Культурно-мифологическое наследие славян и неоязычество
В.А. Чудинов
Одним из последствий демократизации нашего общества явилось увеличение числа религиозных конфессий в России, к которым относят себя и представители дохристианских верований. В самом этом факте нет ничего предосудительного, ибо свобода совести гарантирована конституцией России. Вместе с тем, язычники, как они сами себя называют, весьма отличаются по своим взглядам от своих предшественников, представителей дохристианских взглядов, уклоняясь в сторону агрессивности и отхода от общепринятой морали, что, естественно, вызывает озабоченность у широкой общественности.

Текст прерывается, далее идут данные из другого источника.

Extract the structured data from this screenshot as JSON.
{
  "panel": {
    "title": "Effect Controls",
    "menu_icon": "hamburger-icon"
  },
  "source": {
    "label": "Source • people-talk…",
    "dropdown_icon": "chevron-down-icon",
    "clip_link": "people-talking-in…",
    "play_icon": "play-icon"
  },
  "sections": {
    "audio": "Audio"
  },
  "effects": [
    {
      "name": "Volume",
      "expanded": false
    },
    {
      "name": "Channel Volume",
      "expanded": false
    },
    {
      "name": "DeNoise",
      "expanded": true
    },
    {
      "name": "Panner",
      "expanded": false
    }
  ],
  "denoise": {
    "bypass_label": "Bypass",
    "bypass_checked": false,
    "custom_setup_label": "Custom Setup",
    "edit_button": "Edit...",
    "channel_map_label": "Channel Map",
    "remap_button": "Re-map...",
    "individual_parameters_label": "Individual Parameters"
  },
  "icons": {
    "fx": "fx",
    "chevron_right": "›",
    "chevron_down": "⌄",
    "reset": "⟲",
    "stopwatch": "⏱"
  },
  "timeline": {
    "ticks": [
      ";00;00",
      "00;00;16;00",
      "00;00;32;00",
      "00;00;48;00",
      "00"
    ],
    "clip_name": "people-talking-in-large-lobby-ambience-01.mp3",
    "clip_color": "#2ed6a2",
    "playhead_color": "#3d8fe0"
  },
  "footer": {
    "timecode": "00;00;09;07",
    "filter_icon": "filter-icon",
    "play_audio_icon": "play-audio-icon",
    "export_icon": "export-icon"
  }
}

Брошюра Доброслава. В коротком сообщении невозможно рассмотреть все современное неоязыческое движение, весьма неоднородное по своим положениям и организационной структуре, поэтому я ограничусь рассмотрением всего трех источников, пропагандирующих языческие ценности в печатных изданиях. Первым из них является брошюра Доброслава из Калужской Славянской общины под названием «Язычество: закат и рассвет»; автор тут провозглашает на обложке славу Яриле, но не сообщает ни год, ни место издания, лишь упомянув в конце, что компьютерная верстка была проведена в Калуге. Такое подпольное издание настораживает с самого начала; знакомство с текстом убеждает в том, что легально подобную брошюру вряд ли выпустило бы какое-нибудь издательство.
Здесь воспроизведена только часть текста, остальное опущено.